Undivided attention.

Jason Clarke

As I write this little blog, I am currently metabolising a coffee from an hour ago. At the exact same time I am losing hair and skin elasticity while gaining age and weight.

That’s about the full extent of my ability to multitask; if I were now to attempt an additional task (say, booking plane tickets or checking my emails or holding up my end of a conversation) my attention would be split into two lots of 50%; I’d be doing two things, badly.

When tasks multiply, attention divides.

And that equation can only ever get worse; imagine the horror of 100 important jobs all given just 1% of the care and attention they deserve.

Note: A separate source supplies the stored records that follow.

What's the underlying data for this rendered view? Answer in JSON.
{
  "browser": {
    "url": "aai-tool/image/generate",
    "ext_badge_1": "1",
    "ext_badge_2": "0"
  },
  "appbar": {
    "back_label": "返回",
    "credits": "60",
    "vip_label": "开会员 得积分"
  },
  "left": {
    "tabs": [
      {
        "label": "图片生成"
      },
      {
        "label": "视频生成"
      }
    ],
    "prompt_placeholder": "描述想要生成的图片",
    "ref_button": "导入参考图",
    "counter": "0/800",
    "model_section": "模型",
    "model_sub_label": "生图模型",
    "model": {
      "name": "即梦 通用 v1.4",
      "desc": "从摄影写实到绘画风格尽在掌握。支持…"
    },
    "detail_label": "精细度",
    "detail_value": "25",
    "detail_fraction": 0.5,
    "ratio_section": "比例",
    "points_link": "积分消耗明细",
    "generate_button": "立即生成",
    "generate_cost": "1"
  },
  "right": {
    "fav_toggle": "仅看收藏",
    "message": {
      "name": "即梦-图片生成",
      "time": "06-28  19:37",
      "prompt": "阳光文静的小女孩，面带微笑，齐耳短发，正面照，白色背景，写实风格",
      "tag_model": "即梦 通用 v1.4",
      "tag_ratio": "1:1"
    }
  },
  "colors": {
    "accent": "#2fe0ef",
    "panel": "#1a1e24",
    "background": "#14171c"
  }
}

Even if I use every brain-boosting exercise and app in the book there’s no getting around it; I only have 100% to give… and that’s on a good day. If I’m hungry or tired or stressed (or in any one of a dozen unhelpful States of Mind) I might struggle to perform above 30%.

Even then, I might be genuinely productive for no more than about 40 minutes before I hit a mental block or lose focus; luckily, there’s always other work waiting to be done, as a change of task usually resets my attention clock for another 40 minutes or so.

Experience has taught me that switching tasks like this makes the best use of my limited capacity so by the end of the day I’ve done half a dozen things as well as I possibly can.

I call it Monotasking and (unlike multitasking) it actually works.

Ok, that’s enough of that… if you’ll excuse me, it’s time to do something else.